Tuesday, November 5, 2013

Minimalism XVI: Creeley's Rest

Robert Creeley's collection Pieces was published at the end of the Sixties [New York: Scribner's, 1969], at the height of his minimalist period. It was important not just because it expressed a radical tendency in his own oeuvre, but because it defined a leading edge of inquiry into the possibility of deconstructing ordinary language, a major preoccupation of the time. 

Unlike the Concrete movement practitioners, Creeley's interest in minimal form wasn't transparent and ephemeral. He was tortured by personal demons, and his obsession with the conundra of words and phrases and formal structures wasn't casual or easy. He saw moral implications, traps and opportutnities in the smallest combinations. 
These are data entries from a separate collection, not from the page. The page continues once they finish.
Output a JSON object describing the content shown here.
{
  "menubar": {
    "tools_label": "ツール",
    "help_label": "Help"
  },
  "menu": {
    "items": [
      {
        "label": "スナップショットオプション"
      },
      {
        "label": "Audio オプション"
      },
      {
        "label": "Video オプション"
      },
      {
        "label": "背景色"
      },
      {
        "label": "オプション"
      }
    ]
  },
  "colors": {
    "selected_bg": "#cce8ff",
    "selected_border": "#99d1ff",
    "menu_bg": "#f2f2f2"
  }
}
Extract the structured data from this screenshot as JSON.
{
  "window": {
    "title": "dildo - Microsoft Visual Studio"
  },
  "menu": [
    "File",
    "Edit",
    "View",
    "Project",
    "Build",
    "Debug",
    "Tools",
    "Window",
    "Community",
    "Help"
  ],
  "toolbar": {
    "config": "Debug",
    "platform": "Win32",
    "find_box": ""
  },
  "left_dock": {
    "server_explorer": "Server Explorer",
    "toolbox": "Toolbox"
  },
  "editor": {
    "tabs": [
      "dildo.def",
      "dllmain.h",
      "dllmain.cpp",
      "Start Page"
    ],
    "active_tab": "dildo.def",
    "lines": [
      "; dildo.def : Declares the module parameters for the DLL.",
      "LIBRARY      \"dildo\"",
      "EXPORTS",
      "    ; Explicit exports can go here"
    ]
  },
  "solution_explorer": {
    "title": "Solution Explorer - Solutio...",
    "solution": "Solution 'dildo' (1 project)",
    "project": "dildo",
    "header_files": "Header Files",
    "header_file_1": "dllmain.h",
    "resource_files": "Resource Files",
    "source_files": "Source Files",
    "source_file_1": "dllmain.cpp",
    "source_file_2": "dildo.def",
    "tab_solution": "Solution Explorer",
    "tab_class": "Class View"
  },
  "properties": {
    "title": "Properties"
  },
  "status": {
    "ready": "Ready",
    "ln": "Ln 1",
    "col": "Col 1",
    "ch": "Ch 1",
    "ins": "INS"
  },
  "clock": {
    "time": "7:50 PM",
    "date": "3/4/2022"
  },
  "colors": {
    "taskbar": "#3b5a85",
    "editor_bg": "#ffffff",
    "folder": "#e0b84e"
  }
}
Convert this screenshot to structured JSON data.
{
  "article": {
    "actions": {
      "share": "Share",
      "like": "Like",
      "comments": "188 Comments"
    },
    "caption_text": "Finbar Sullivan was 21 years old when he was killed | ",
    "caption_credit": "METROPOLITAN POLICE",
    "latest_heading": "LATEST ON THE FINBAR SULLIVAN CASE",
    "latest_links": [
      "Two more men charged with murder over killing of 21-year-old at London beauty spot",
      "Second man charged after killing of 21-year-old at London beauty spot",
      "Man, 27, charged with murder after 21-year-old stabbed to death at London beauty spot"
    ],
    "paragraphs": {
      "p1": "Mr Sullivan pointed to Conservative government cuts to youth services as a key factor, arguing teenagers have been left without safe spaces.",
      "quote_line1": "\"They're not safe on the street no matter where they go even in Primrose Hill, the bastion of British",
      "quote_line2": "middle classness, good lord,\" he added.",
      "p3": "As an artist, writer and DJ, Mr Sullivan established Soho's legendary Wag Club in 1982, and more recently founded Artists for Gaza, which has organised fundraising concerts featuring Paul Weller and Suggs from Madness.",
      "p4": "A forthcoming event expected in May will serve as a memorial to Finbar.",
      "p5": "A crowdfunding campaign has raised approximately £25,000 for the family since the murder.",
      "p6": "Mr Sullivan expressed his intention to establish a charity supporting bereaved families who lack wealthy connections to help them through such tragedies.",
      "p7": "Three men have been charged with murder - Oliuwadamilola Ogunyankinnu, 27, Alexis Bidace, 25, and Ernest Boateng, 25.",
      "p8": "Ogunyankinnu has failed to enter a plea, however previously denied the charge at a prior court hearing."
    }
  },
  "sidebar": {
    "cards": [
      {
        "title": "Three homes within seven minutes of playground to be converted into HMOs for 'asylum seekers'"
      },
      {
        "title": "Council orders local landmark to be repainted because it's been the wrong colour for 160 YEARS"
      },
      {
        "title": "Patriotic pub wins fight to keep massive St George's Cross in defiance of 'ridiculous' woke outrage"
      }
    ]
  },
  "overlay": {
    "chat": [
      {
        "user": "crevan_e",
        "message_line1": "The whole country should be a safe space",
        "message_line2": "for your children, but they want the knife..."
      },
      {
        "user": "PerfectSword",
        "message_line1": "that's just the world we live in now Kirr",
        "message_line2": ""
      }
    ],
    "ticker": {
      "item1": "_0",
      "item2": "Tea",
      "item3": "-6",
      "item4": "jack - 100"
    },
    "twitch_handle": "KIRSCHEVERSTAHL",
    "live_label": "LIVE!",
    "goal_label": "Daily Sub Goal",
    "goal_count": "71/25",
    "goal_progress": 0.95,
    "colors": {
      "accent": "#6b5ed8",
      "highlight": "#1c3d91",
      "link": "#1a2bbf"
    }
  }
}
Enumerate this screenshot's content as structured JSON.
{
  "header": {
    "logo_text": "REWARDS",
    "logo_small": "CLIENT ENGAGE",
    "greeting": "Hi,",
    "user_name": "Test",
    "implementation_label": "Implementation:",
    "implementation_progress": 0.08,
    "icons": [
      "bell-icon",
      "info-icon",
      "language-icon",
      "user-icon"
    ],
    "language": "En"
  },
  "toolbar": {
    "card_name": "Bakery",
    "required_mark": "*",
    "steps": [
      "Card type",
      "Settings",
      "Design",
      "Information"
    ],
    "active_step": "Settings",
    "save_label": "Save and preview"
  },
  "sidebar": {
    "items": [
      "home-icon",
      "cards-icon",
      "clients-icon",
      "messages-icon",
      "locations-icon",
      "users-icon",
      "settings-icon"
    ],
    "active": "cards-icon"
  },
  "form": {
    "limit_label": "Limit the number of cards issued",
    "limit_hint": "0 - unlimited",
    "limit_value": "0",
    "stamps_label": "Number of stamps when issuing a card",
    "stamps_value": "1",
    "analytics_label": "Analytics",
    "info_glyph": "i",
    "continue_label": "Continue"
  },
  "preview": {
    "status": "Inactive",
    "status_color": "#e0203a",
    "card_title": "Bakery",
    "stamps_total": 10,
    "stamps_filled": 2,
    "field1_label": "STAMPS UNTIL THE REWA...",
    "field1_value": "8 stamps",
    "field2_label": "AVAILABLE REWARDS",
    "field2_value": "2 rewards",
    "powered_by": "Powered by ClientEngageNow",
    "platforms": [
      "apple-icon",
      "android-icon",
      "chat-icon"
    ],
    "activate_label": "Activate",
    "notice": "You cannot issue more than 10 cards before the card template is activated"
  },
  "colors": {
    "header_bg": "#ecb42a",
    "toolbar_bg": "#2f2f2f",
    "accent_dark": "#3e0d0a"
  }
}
Unlike most other minimalist verse, Creeley's small poems always have something fascinating and unresolved about them. They vibrate and echo in the mind, and can't be discarded once you've read them. 

In traditional poetry (and more specifically, in light verse), wit and rhyme are employed in a spirit of play or clever emphasis, and in the vast majority of cases, it's an application upon language, rather than an investigation into the subtler shades of meaning. Tolling rhyme and light wit have their place--Pope's whole life work hinges on them--but they are expressions of, or elaborations of the resources of language, rather than meditations about the medium itself; and in addition, their tone and quality do not derive from conversation and speech, but rest upon higher platforms of rhetoric. 

Riddles, proverbs, gnomes, wise-cracks,  and folk-sayings are handy receptacles for the transmission of wisdom or humor, and they often convey more than people initially think. A bird in the hand is worth two in the bush is a saying that expresses an inequality, but which may have several different interpretations. Its original meaning is probably lost, though its power derives from the vividness of its formulation, since holding a wild bird is a difficult proposition, and birds are very difficult to catch without elaborate means. Catching and watching, possessing and coveting, confinement and freedom--there are many ways to go with it. It's like an open ended proposition which has the power of idiomatic speech. Creeley's poems in Pieces are anything but simplistic riddles, though they may masquerade as that to some readers who have limited patience with the magnification required to read everything that the poems say and do. 

Creeley is above all a moralist. Every utterance, every remark, no matter how casual-seeming, carries a burden of responsibility and irony. He's always on edge, pushing each stanza, each phrase, each word, each punctuation mark to an absolute limit. Once a Creeley poem gets into your head, it's nearly impossible to get rid of, short of exorcism or a surgical lobotomy. One such poem for me is--           

One thing
done, the 
rest follows.

Though it's deceptively simple, its deception isn't the issue. There's often a sense of disquiet in a Creeley poem, a feeling that you've understood only part of the message the words convey. One thing/done is composed of six words, two to a line, divided into two groups of three by the comma. Syntactically, it's straightforward and sensible. It's a logical presumption: Every human action occurs in a sequence of duration, every act is an increment of measure, the measure of our lives meted out, the measure of the poem's beat, its cadence and setting. 

The poem functions as an injunction to duty, or as an apology for any kind of failure or resistance to obligation. It's the reductive conundrum, that anything can be broken down into a series of simple linear increments, and so mastered, managed. Turning the poem around, it's also the lazy man's expedient: Now that I've done just one thing, I've earned my rest. What's next?

You could set the poem as two pyramids:

One thing

rest follows.  

but the interlocking of the done, the which splits along the poem's dialectical fracture, links the initial completion of accomplishment to the (deserved?) rest of the conclusion. Yet rest means not only relaxation, but everything else--the rest of what will happen, the rest of everything! The isolation of a single function does not release one from the necessity of going on living, one to one to one, in a long sequence of events or acts which comprise a life lived in the continuous present. Oneness--the singularity of purpose which defines the committed life--is a virtual obsession in Creeley's work. One thing. And the joke cuts too, you've only done a single thing, written two little words, simple words, so you deserve to rest? To rest from your labors. Seems silly, actually. Except that rest is a necessity, not only in the sense of needing sleep every day, needing to rest from every motion our muscles make, and of course everything follows. Follows in the logical sense, if we're talking sense. 

A Creeley poem is like a charm, a rabbit's foot you carry in your pocket, finger it while you're walking down the street, where no one can see it. Might bring good luck. Whatever. Ca va. The penetrating irony locked inside the words is revealed by the ingenious simplicity of their arrangement, and the resistance to elaboration. The poem's reluctance, curtness, standing pat--isn't a bluff. It means exactly what it says, is wholly self-contained, full. Wants nothing. Needs nothing. The least qualification would throw it off balance like a top that loses inertia. It spins forever in gravity-less aether, like a gyroscope in outer space.